I’m a big fan of Aaptiv for forcing me to up my cardio game on the elliptical and treadmill and guiding me through ab and stretch routines—areas I tend to get bored with and give up on quickly. My spin bike is currently covered in baby gear, but once we move and I have time to cycle at home again I’m looking forward to giving their indoor cycling sessions a shot. 

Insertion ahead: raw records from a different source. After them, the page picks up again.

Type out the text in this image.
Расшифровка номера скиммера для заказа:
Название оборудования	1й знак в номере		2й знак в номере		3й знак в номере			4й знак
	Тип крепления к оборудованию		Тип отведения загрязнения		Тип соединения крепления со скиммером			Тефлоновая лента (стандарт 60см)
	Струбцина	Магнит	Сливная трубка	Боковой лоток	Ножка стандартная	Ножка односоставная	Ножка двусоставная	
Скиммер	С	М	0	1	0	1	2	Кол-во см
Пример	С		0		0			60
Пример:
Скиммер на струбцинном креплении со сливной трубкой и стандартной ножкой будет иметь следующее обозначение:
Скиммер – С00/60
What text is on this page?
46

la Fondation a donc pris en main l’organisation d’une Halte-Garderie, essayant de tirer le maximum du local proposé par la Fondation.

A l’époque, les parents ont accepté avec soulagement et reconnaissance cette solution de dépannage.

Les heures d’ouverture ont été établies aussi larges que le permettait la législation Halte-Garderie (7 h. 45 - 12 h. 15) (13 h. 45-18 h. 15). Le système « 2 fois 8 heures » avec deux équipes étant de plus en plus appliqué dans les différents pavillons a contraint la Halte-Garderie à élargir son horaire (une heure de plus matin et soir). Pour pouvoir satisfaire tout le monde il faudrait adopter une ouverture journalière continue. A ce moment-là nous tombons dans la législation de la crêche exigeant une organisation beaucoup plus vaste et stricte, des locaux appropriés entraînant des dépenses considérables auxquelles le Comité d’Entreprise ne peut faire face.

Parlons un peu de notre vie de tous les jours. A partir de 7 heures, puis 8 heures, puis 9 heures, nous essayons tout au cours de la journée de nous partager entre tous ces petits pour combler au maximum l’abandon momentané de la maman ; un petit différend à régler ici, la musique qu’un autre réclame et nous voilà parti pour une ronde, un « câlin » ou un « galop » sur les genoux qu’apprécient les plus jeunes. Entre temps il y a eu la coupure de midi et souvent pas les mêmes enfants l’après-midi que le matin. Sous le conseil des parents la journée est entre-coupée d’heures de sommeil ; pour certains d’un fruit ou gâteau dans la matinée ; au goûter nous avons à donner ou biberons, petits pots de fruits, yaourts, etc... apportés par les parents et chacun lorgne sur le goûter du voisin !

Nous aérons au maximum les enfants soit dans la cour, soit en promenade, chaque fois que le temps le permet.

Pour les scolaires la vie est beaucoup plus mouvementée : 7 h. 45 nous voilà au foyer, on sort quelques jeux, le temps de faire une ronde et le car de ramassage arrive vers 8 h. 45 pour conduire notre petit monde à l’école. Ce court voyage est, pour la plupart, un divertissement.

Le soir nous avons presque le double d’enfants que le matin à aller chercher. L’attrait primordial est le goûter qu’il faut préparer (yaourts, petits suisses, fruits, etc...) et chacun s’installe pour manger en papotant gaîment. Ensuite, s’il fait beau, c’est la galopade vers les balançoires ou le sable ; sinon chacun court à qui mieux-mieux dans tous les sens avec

Which brings me to the next one. Running for Weightloss. I’ll admit that I was suckered into this one by a Facebook ad that featured a rapidly shrinking animated woman. While not as elaborate as Aaptiv, I like that that this running app is beginner friendly (it does have beginner, intermediate and advanced options available). I haven’t logged any serious running hours since I broke my foot while training for a half marathon and I am most definitely in beginner running shape. The program options are: Start Running, Running for Weightloss (basically interval training), 5k, and 10k training programs. While the app boasts four different trainer options, the trainers are computer generated voices that offer running cues and varied levels of canned support throughout your run. The playlists are limited, but fine enough—I’ve only really listened to one (the pop music mix) although the upgraded version of the app allows you to use your own music. While this is pretty much a no frills running app; it’s actually a bit more my speed in the novice arena than the Aaptiv beginner runs. I plan on transitioning out of this one as I get a bit more confident in my mileage, but I am enjoying the slow and steady increases in running intervals that the program consists of. Every time my interval increases by another 30 seconds and I don’t die I feel better about myself.

 

Do you use any fitness apps? Which ones?